There was a conversion, I believe, of that soldier to who this criminal "Son of God" was. The third answer came at Pentecost. Three thousand people come to Christ, and thousands upon thousands more just in the city of Jerusalem will believe in this Jesus in weeks to follow. Some of the very people at the foot of the cross in this scene who are jeering and mocking and not believing will understand the identity of this person and the enormity of this crime, and they will come in repentance. In fact, we know that many priests were around the cross at the time. Acts, chapter 6, says, "A great many of the priests were obedient to the faith." It's a key phrase: "they were obedient."

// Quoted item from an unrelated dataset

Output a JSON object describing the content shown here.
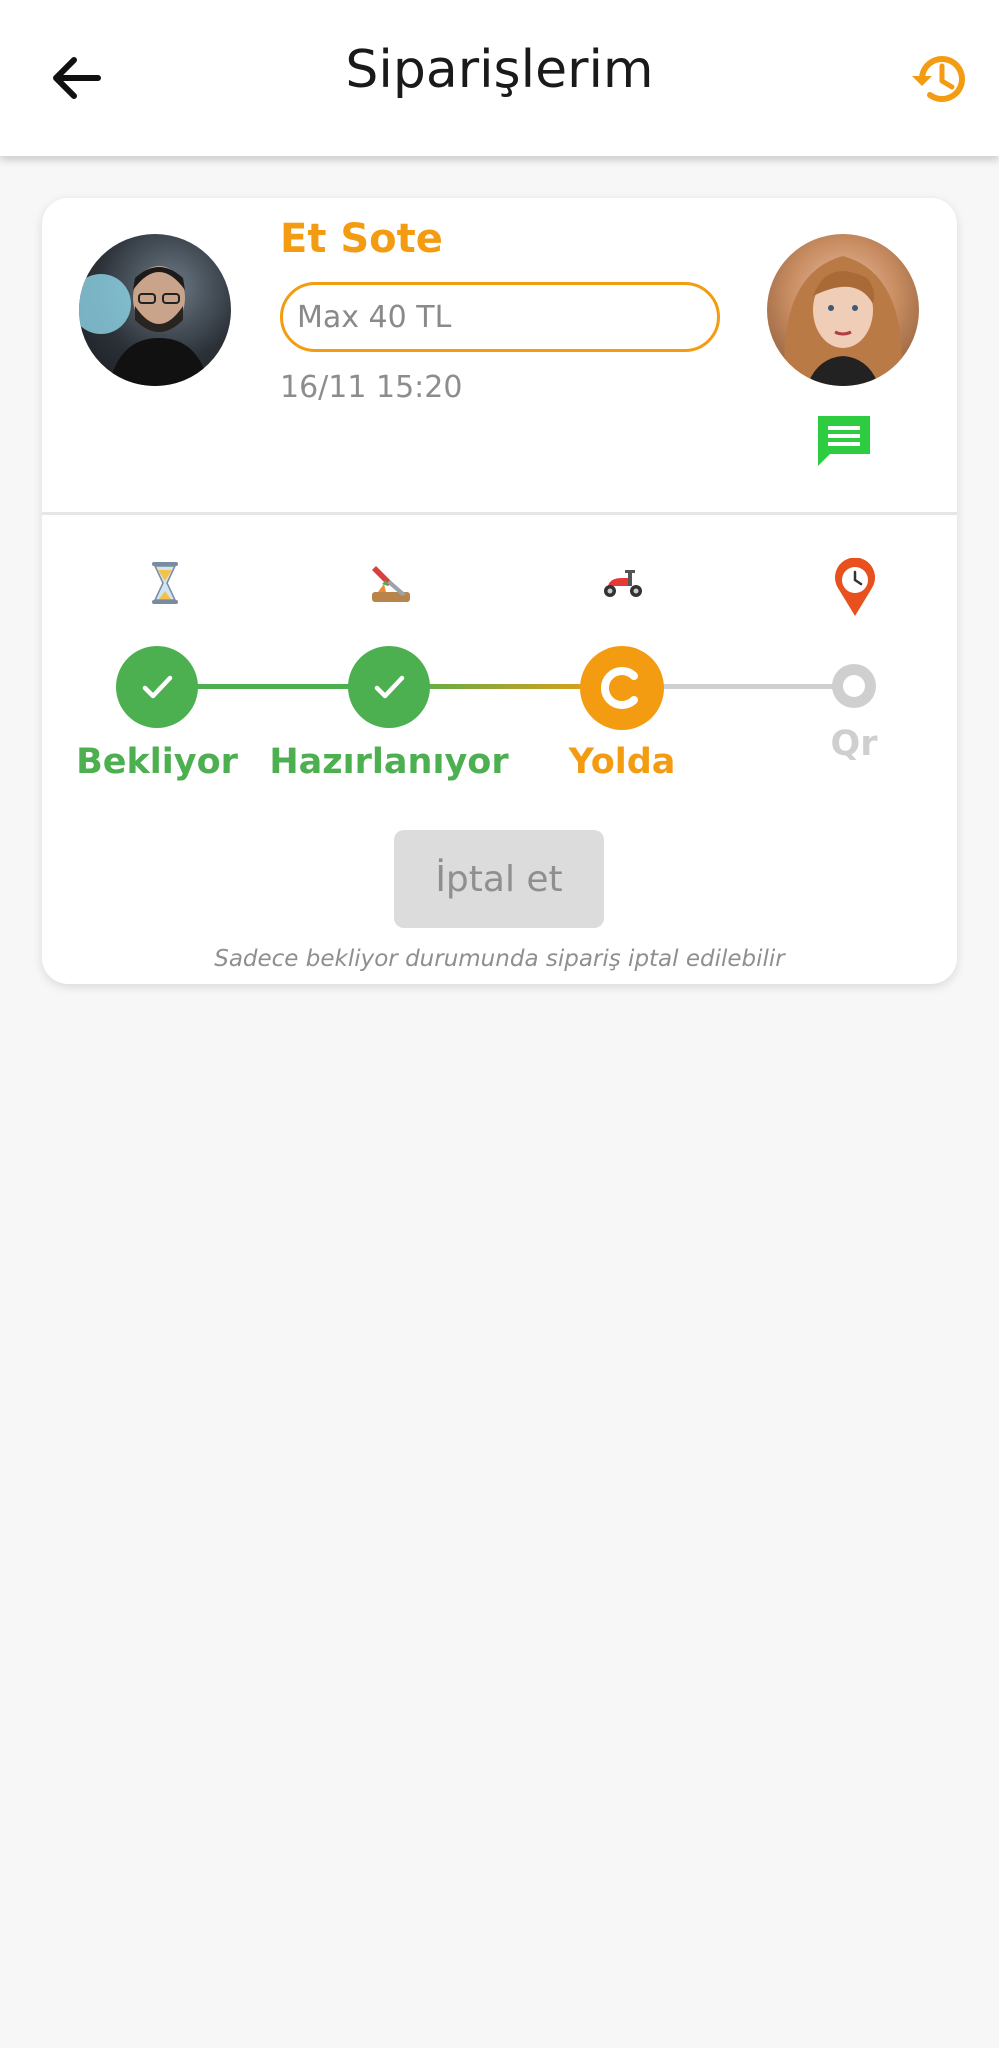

You see, this prayer, "Father, forgive them, for they don't know what they're doing," this isn't some promise of instantaneous and automatic forgiveness. It anticipates that there will be in that crowd and in days to come people who will understand the identity of that person and the enormity of this crime, and will in realizing that turn from their sin and turn to him in order to be forgiven. Like Christopher Pritchard, like Oshea Israel, like David Berkowitz, all who have discovered personally Jesus loves murderers. And in speaking of murderers, we have to assume our own guilt for the cross. Our sin put him there. He died for us in our place. And so maybe his prayer will be answered by a few of those in this group turning their lives to Jesus and personally discovering that Jesus loves murderers like us.

Our Father in heaven, I'm always... I guess amazed. There's no word for it when I find someone that society considers so bad, so evil, so disposable, being touched by Jesus Christ, having a real conversion experience, and then becoming a tool in your hands, even after all the blood that's on their hands, to be used by you to touch the lives of others, who though may be cast off by society, you said you would never cast off. You love. You redeem. And how we look forward to an eternity spent with sinners who have been forgiven, congregating together before your throne, from every tribe, tongue, people. Lord, I pray for anybody here who doesn't know you personally, who hasn't turned their life over to you personally. I pray they would come to the awareness of the identity of Jesus and the enormity of the roadblock that exists between them and you if they haven't turned to Jesus. I pray they would be forgiven, in Jesus' name, amen.